Aquilo podia ser o que as quintanistas fariam, mas não um certo sextanista. Harry esperou as garotas deixaram a biblioteca. Ele não queria que soubessem que estivera ali. Não queria que suspeitassem de que ele tivesse ouvido a conversa delas. Ele teria de ir até seu malão para pegar o mapa. Muitas vezes, ele agradeceu pelo mapa ter aparecido em seu malão no começo do seu quinto ano. Não sabia como tinha conseguido o mapa de volta, mas estava feliz por tê-lo. Uma vez estando com o mapa, acharia Gina. Então ele teria de conversar com ela. Não tinha a mínima idéia do que iria dizer. Ele apenas sabia que tinha de estar lá para ela. Talvez ela falasse com ele. Afinal de contas, ele sabia sobre quem Trelawney estava falando. Ele esteve na Câmara com Gina. Ela não tinha de ter medo de falar com ele; eles eram amigos. E, ele queria ser mais que isso. Trelawney mesmo, se referiu a ele como seu coração. Era o coração dela? Bem no fundo, ele rezava para ser.


Ele apanhou o mapa, e saiu da Sala Comunal. Não havia nenhum sinal de Rony e Hermione, então não haveria perguntas. Harry entrou no armário de vassouras e iluminou o lugar com sua varinha. Ele procurou por Gina no pergaminho. A primeira vez, ele não a viu. Se ela estivesse fora da área do castelo, ele não estava com sorte. O mapa só mostrava o castelo e sua área exterior. Então, da segunda vez que olhou, notou algo. Num cômodo pequeno, perto de uma das escadarias, viu o ponto indicando ela. Ele não reconheceu aquela sala. Não lembrava de ter visto sala alguma perto das escadarias. Mas, ele lembrou que o castelo estava sempre mudando. Cômodos pareciam subir e descer antes mesmo de você percebê-los.

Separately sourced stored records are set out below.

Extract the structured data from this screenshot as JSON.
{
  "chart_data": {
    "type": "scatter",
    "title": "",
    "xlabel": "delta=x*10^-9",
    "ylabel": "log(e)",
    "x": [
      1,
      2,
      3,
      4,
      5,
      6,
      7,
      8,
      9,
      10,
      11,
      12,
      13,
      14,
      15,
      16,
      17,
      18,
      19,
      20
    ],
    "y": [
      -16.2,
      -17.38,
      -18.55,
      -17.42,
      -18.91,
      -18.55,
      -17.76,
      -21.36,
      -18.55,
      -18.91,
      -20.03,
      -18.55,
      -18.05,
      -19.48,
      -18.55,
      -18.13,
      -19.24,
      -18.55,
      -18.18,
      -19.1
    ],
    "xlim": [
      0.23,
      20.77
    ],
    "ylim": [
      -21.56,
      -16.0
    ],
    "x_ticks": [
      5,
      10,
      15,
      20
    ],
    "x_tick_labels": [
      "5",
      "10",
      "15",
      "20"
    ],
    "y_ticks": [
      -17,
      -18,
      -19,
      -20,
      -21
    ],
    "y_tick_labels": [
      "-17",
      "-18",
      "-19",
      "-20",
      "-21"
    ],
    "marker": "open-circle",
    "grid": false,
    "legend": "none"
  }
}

Quando ele subiu as escadas, procurou a sala, mas ela não estava lá. Ele olhou para o mapa; Gina e a sala estavam realmente lá. Então, as escadarias começaram a mexer, e lentamente uma porta apareceu. Ele bateu gentilmente, e viu que o ponto correu. Ele bateu de novo, e a porta abriu. Não ficou feliz com a visão diante dele. Gina tinha chorado. Seu rosto estava vermelho e corado. Seus olhos também estavam vermelhos, e ele podia dizer que eles estampavam sofrimento. Quando ela o viu, desatou a chorar e sentou no chão. Harry entrou no cômodo, e fechou a porta atrás dele. Sentou no chão próximo à Gina. Gentilmente a trouxe para perto, e a abraçou. Acariciou os cabelos dela e falou calmamente com ela. Ele disse que tudo ficaria bem. Que ninguém iria machucá-la. Que ele, Harry, estaria lá para ela, e que nunca a deixaria. Eles ficaram daquela maneira por algum tempo. Por fim, os dois adormeceram. Gina no colo de Harry. Harry no chão, com seus braços ao redor da cintura e dos cabelos dela. A cabeça dela apoiada no

Harry acordou algum tempo depois. Ele não sabia por quanto tempo estivera no chão, mas seus músculos estavam tensos. Gentilmente, ele afastou Gina dele. Ele cuidadosamente a levantou, e procurou um lugar para colocá-la. Bem no canto, notou um sofá, e em frente, uma cadeira. Com cuidado para não acordá-la, a levantou e andou até a área do sofá. Lentamente, ele a deitou em cima do sofá. Pegou o lençol, que estava por trás do sofá, e a cobriu. Acariciou sua face, se inclinou, e beijou-lhe a testa. Ele foi até a cadeira, sentou, e ficou a observá-la. O que ele iria fazer? Ela parecia tão perdida quando ele entrou. Ele iria esperar que ela acordasse. Então, iria aproveitar para fazer algumas perguntas. Primeiro, ele teria de achar um caminho para sair daquela sala. Tinha acabado de perceber que a porta pela qual tinha entrado não estava mais lá. Aquela tarde estava se mostrando bastante interessante. Harry fechou os olhos para descansar, e logo adormeceu.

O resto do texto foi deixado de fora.